Some of the trials paid really well and were OK (so the drugs had few side effects.) The drugs had already gone through pretty rigorous testing before they could be given to people. But the subjects had to stay in the clinic for however long the trial was on and had a lot of blood draws. They also had to eat the study diet and couldn't bring in their own food.
Scogs
I took drugs when I was a student...no bastard ever paid me to take them ohmy.gif
eurovol
TeGenero, AG
QUOTE
TeGenero’s CD28-SuperMAB® have been generated to therapeutically balance the immune system in diseases associated with life-threatening abnormalities in T lymphocyte number and function. The company’s most advanced product candidate TGN1412, a fully humanized CD28-SuperMAB®, is far advanced in pre-clinical development. It has shown exquisite and unique ex vivo and in vivo T lymphocyte activating capacity and great therapeutic potential for a number of autoimmune/inflammatory as well as oncological diseases.

Development of TGN1412 for the treatment of B-CLL
Despite clinical benefits from chemo-or monoclonal antibody therapy, B-cell chronic lymphocytic leukaemia (B-CLL) is still an incurable disease and the development of novel additional immunotherapies for the treatment of B-CLL is highly requested by hemato-oncologists.
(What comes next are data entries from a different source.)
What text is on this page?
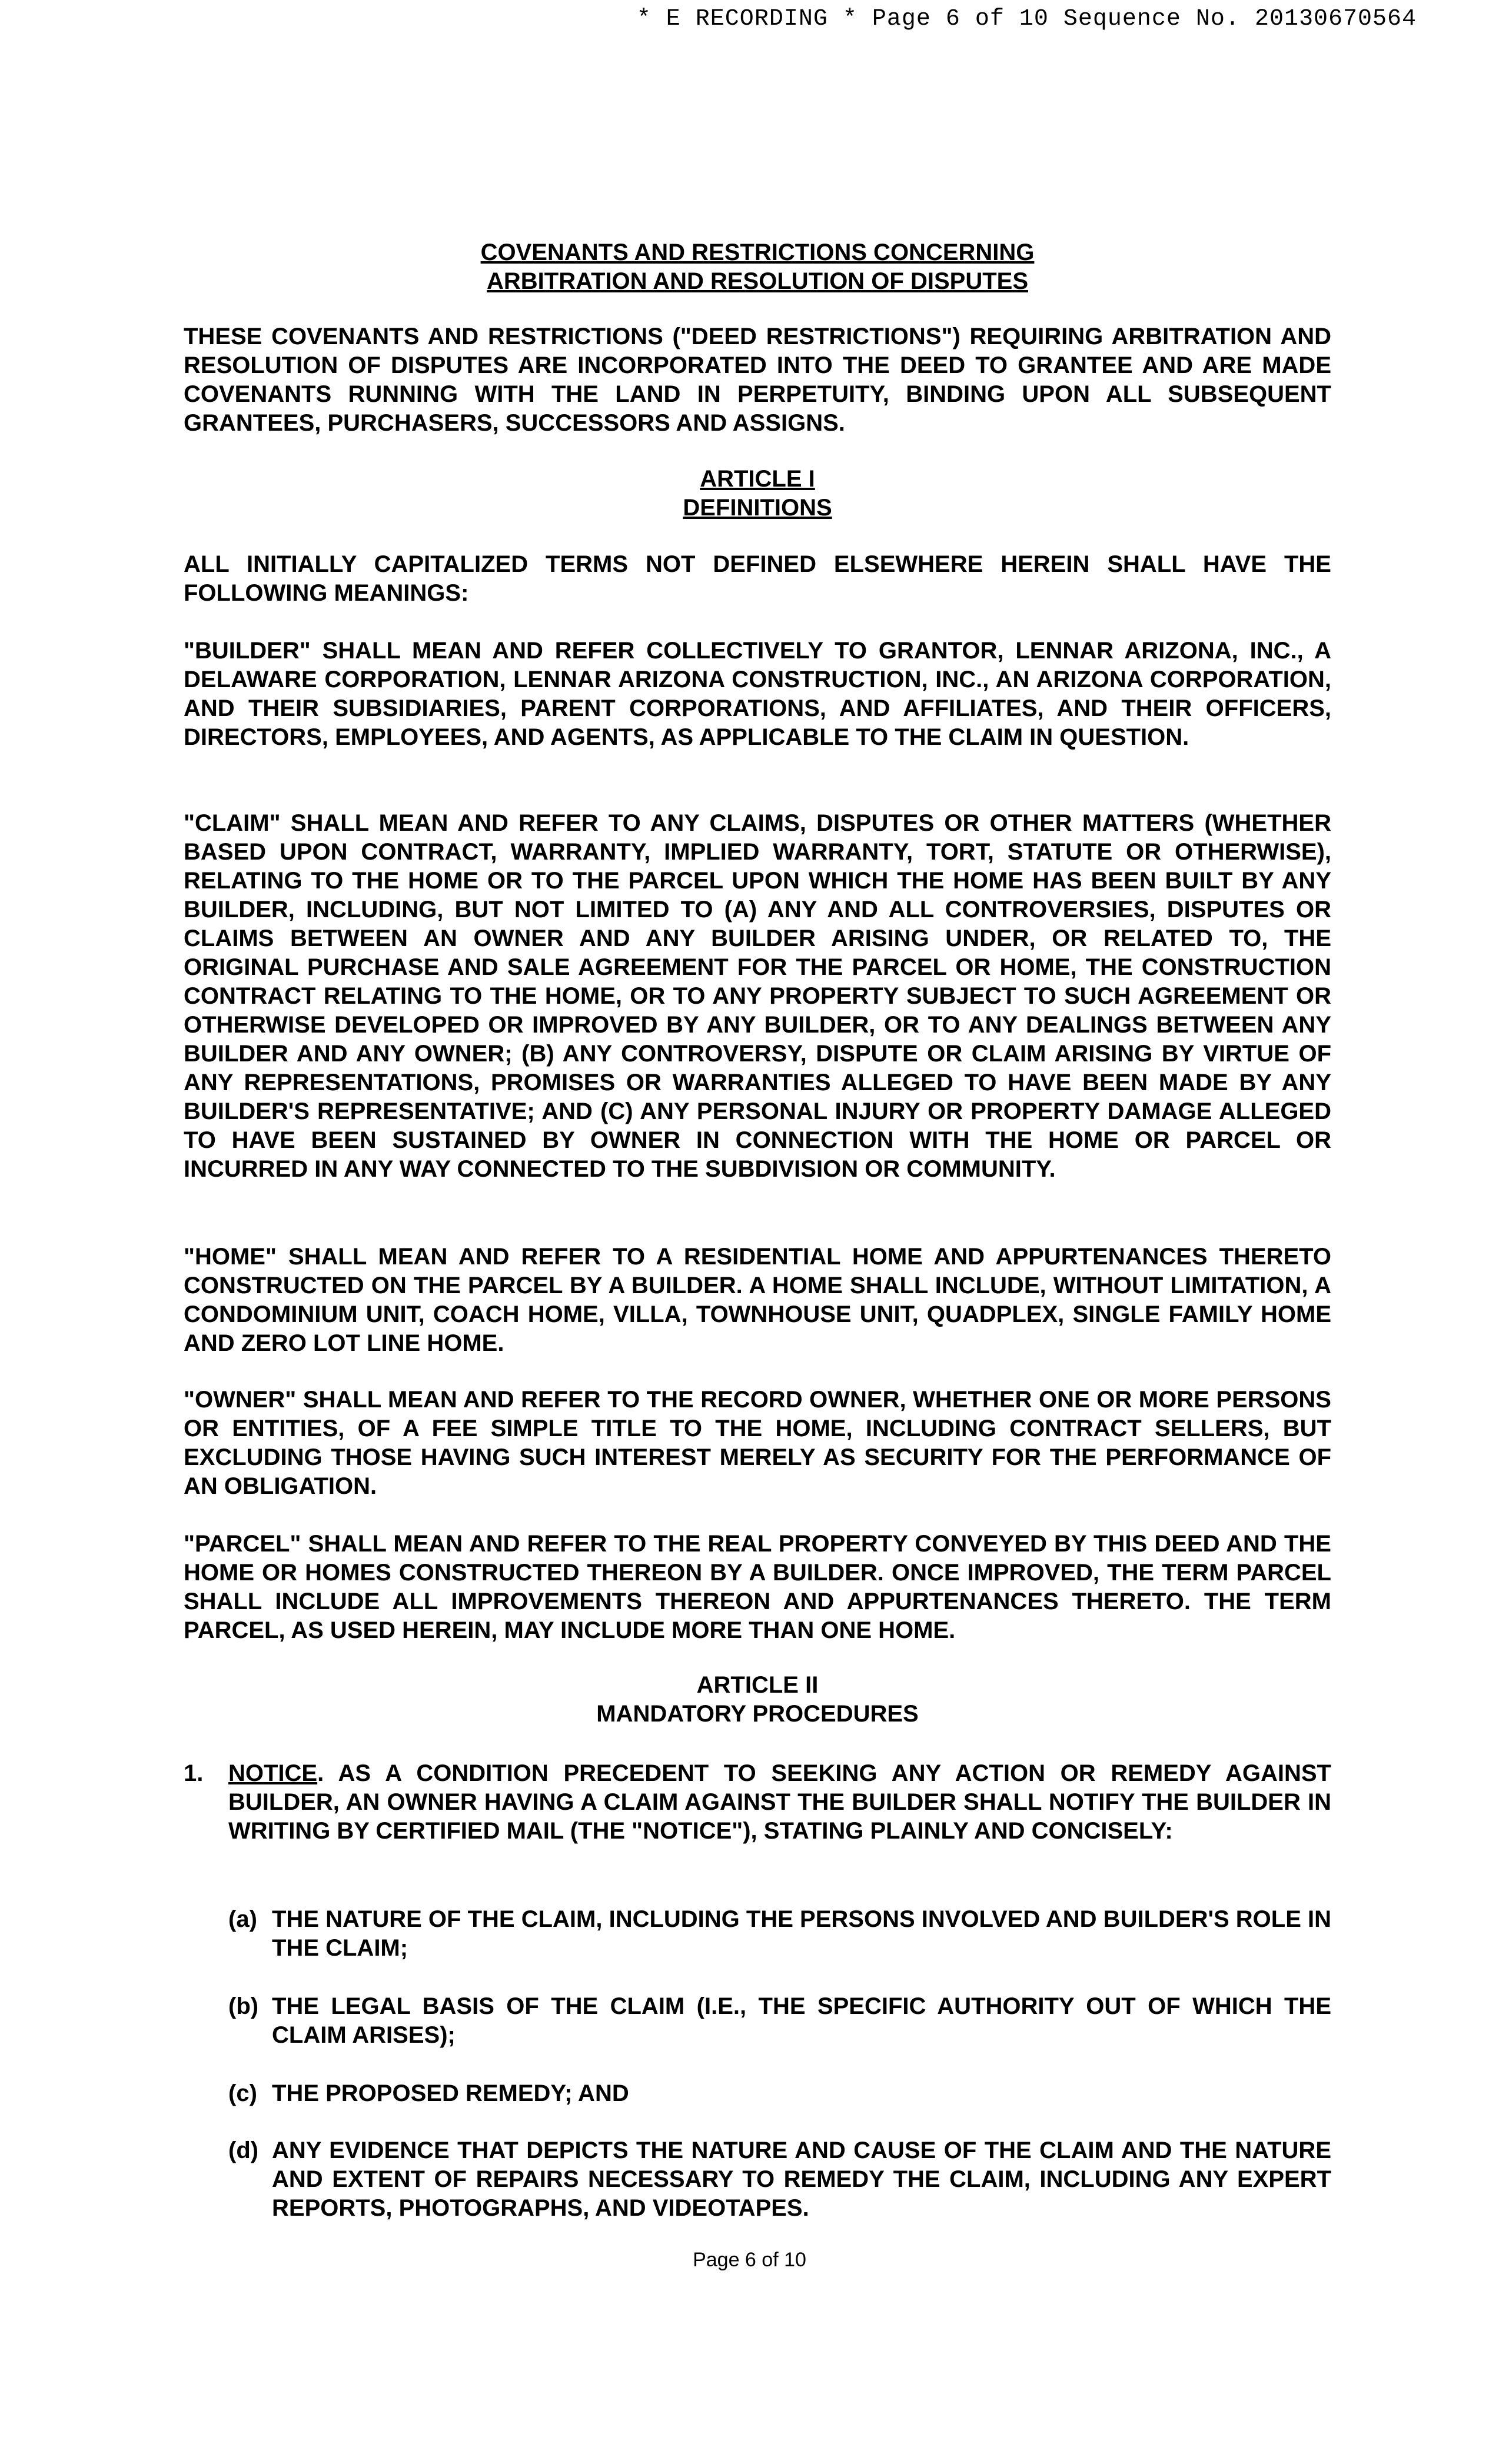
* E RECORDING * Page 6 of 10 Sequence No. 20130670564
COVENANTS AND RESTRICTIONS CONCERNING
ARBITRATION AND RESOLUTION OF DISPUTES
THESE COVENANTS AND RESTRICTIONS ("DEED RESTRICTIONS") REQUIRING ARBITRATION AND RESOLUTION OF DISPUTES ARE INCORPORATED INTO THE DEED TO GRANTEE AND ARE MADE COVENANTS RUNNING WITH THE LAND IN PERPETUITY, BINDING UPON ALL SUBSEQUENT GRANTEES, PURCHASERS, SUCCESSORS AND ASSIGNS.
ARTICLE I
DEFINITIONS
ALL INITIALLY CAPITALIZED TERMS NOT DEFINED ELSEWHERE HEREIN SHALL HAVE THE FOLLOWING MEANINGS:
"BUILDER" SHALL MEAN AND REFER COLLECTIVELY TO GRANTOR, LENNAR ARIZONA, INC., A DELAWARE CORPORATION, LENNAR ARIZONA CONSTRUCTION, INC., AN ARIZONA CORPORATION, AND THEIR SUBSIDIARIES, PARENT CORPORATIONS, AND AFFILIATES, AND THEIR OFFICERS, DIRECTORS, EMPLOYEES, AND AGENTS, AS APPLICABLE TO THE CLAIM IN QUESTION.
"CLAIM" SHALL MEAN AND REFER TO ANY CLAIMS, DISPUTES OR OTHER MATTERS (WHETHER BASED UPON CONTRACT, WARRANTY, IMPLIED WARRANTY, TORT, STATUTE OR OTHERWISE), RELATING TO THE HOME OR TO THE PARCEL UPON WHICH THE HOME HAS BEEN BUILT BY ANY BUILDER, INCLUDING, BUT NOT LIMITED TO (A) ANY AND ALL CONTROVERSIES, DISPUTES OR CLAIMS BETWEEN AN OWNER AND ANY BUILDER ARISING UNDER, OR RELATED TO, THE ORIGINAL PURCHASE AND SALE AGREEMENT FOR THE PARCEL OR HOME, THE CONSTRUCTION CONTRACT RELATING TO THE HOME, OR TO ANY PROPERTY SUBJECT TO SUCH AGREEMENT OR OTHERWISE DEVELOPED OR IMPROVED BY ANY BUILDER, OR TO ANY DEALINGS BETWEEN ANY BUILDER AND ANY OWNER; (B) ANY CONTROVERSY, DISPUTE OR CLAIM ARISING BY VIRTUE OF ANY REPRESENTATIONS, PROMISES OR WARRANTIES ALLEGED TO HAVE BEEN MADE BY ANY BUILDER'S REPRESENTATIVE; AND (C) ANY PERSONAL INJURY OR PROPERTY DAMAGE ALLEGED TO HAVE BEEN SUSTAINED BY OWNER IN CONNECTION WITH THE HOME OR PARCEL OR INCURRED IN ANY WAY CONNECTED TO THE SUBDIVISION OR COMMUNITY.
"HOME" SHALL MEAN AND REFER TO A RESIDENTIAL HOME AND APPURTENANCES THERETO CONSTRUCTED ON THE PARCEL BY A BUILDER. A HOME SHALL INCLUDE, WITHOUT LIMITATION, A CONDOMINIUM UNIT, COACH HOME, VILLA, TOWNHOUSE UNIT, QUADPLEX, SINGLE FAMILY HOME AND ZERO LOT LINE HOME.
"OWNER" SHALL MEAN AND REFER TO THE RECORD OWNER, WHETHER ONE OR MORE PERSONS OR ENTITIES, OF A FEE SIMPLE TITLE TO THE HOME, INCLUDING CONTRACT SELLERS, BUT EXCLUDING THOSE HAVING SUCH INTEREST MERELY AS SECURITY FOR THE PERFORMANCE OF AN OBLIGATION.
"PARCEL" SHALL MEAN AND REFER TO THE REAL PROPERTY CONVEYED BY THIS DEED AND THE HOME OR HOMES CONSTRUCTED THEREON BY A BUILDER. ONCE IMPROVED, THE TERM PARCEL SHALL INCLUDE ALL IMPROVEMENTS THEREON AND APPURTENANCES THERETO. THE TERM PARCEL, AS USED HEREIN, MAY INCLUDE MORE THAN ONE HOME.
ARTICLE II
MANDATORY PROCEDURES
1. NOTICE. AS A CONDITION PRECEDENT TO SEEKING ANY ACTION OR REMEDY AGAINST BUILDER, AN OWNER HAVING A CLAIM AGAINST THE BUILDER SHALL NOTIFY THE BUILDER IN WRITING BY CERTIFIED MAIL (THE "NOTICE"), STATING PLAINLY AND CONCISELY:
(a) THE NATURE OF THE CLAIM, INCLUDING THE PERSONS INVOLVED AND BUILDER'S ROLE IN THE CLAIM;
(b) THE LEGAL BASIS OF THE CLAIM (I.E., THE SPECIFIC AUTHORITY OUT OF WHICH THE CLAIM ARISES);
(c) THE PROPOSED REMEDY; AND
(d) ANY EVIDENCE THAT DEPICTS THE NATURE AND CAUSE OF THE CLAIM AND THE NATURE AND EXTENT OF REPAIRS NECESSARY TO REMEDY THE CLAIM, INCLUDING ANY EXPERT REPORTS, PHOTOGRAPHS, AND VIDEOTAPES.
Page 6 of 10
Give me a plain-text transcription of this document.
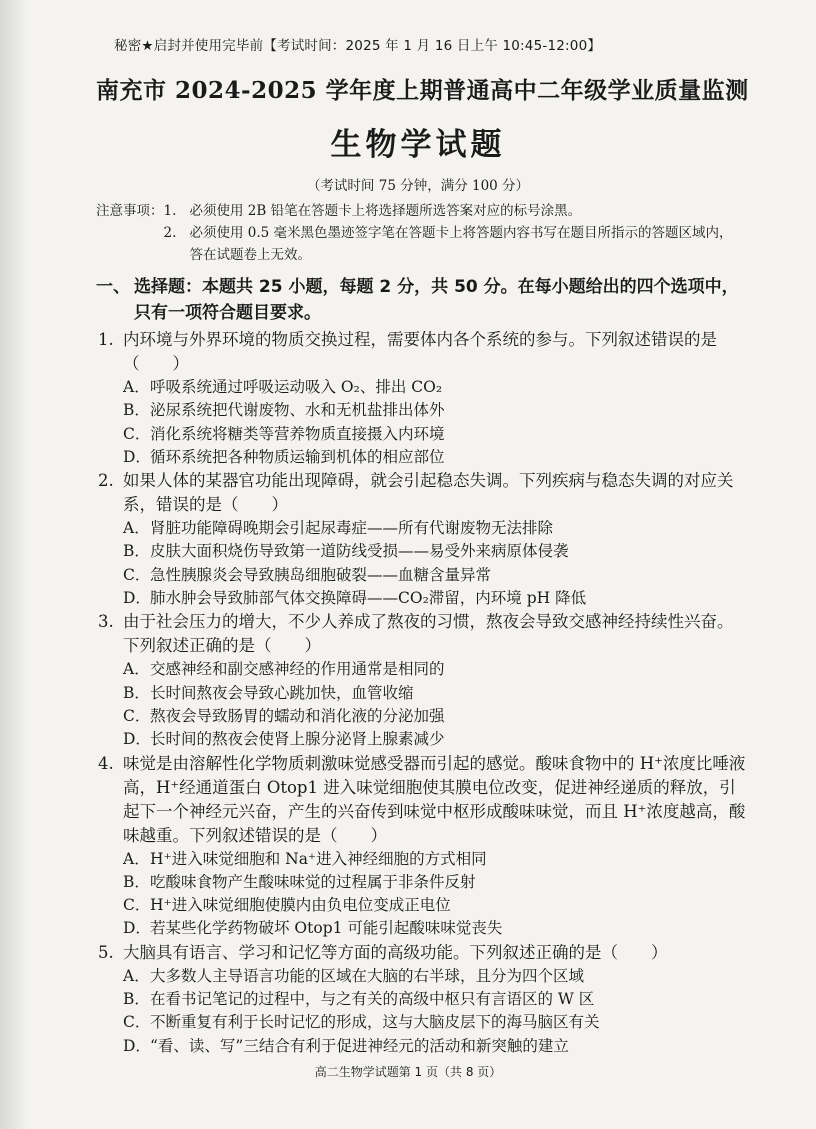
秘密★启封并使用完毕前【考试时间：2025 年 1 月 16 日上午 10:45-12:00】
南充市 2024-2025 学年度上期普通高中二年级学业质量监测
生物学试题
（考试时间 75 分钟，满分 100 分）
注意事项： 1. 必须使用 2B 铅笔在答题卡上将选择题所选答案对应的标号涂黑。
2. 必须使用 0.5 毫米黑色墨迹签字笔在答题卡上将答题内容书写在题目所指示的答题区域内，答在试题卷上无效。
一、 选择题：本题共 25 小题，每题 2 分，共 50 分。在每小题给出的四个选项中，只有一项符合题目要求。
1. 内环境与外界环境的物质交换过程，需要体内各个系统的参与。下列叙述错误的是（　　）
A． 呼吸系统通过呼吸运动吸入 O₂、排出 CO₂
B． 泌尿系统把代谢废物、水和无机盐排出体外
C． 消化系统将糖类等营养物质直接摄入内环境
D． 循环系统把各种物质运输到机体的相应部位
2. 如果人体的某器官功能出现障碍，就会引起稳态失调。下列疾病与稳态失调的对应关系，错误的是（　　）
A． 肾脏功能障碍晚期会引起尿毒症——所有代谢废物无法排除
B． 皮肤大面积烧伤导致第一道防线受损——易受外来病原体侵袭
C． 急性胰腺炎会导致胰岛细胞破裂——血糖含量异常
D． 肺水肿会导致肺部气体交换障碍——CO₂滞留，内环境 pH 降低
3. 由于社会压力的增大，不少人养成了熬夜的习惯，熬夜会导致交感神经持续性兴奋。下列叙述正确的是（　　）
A． 交感神经和副交感神经的作用通常是相同的
B． 长时间熬夜会导致心跳加快，血管收缩
C． 熬夜会导致肠胃的蠕动和消化液的分泌加强
D． 长时间的熬夜会使肾上腺分泌肾上腺素减少
4. 味觉是由溶解性化学物质刺激味觉感受器而引起的感觉。酸味食物中的 H⁺浓度比唾液高，H⁺经通道蛋白 Otop1 进入味觉细胞使其膜电位改变，促进神经递质的释放，引起下一个神经元兴奋，产生的兴奋传到味觉中枢形成酸味味觉，而且 H⁺浓度越高，酸味越重。下列叙述错误的是（　　）
A． H⁺进入味觉细胞和 Na⁺进入神经细胞的方式相同
B． 吃酸味食物产生酸味味觉的过程属于非条件反射
C． H⁺进入味觉细胞使膜内由负电位变成正电位
D． 若某些化学药物破坏 Otop1 可能引起酸味味觉丧失
5. 大脑具有语言、学习和记忆等方面的高级功能。下列叙述正确的是（　　）
A． 大多数人主导语言功能的区域在大脑的右半球，且分为四个区域
B． 在看书记笔记的过程中，与之有关的高级中枢只有言语区的 W 区
C． 不断重复有利于长时记忆的形成，这与大脑皮层下的海马脑区有关
D． “看、读、写”三结合有利于促进神经元的活动和新突触的建立
高二生物学试题第 1 页（共 8 页）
TGN1412 represents a novel class of immunomodulatory antibody and has demonstrated the potential to be effective in the treatment of B-CLL in pre-clinical trials.
From Reuters:
QUOTE
The trial was set up by U.S. drug research company Parexel International Corp. on behalf of German pharmaceutical company TeGenero AG.

QUOTE
"Such an adverse drug reaction occurs extremely rarely," said Professor Herman Scholtz, head of Parexel International Clinical Pharmacology, in a statement.

No, that is not our company. I guess it wasn't worth the 2,000 pounds afterall. 6 for 6 means that this drug doesn't stand a chance now unless there was some contamination. I remember this happening in the DC area a while back with RSV therapy. I think all three test subjects died within days of being treated. sad.gif
NOFXmike
& umm...for some of us, 2,000 pounds is NOT pocket-money.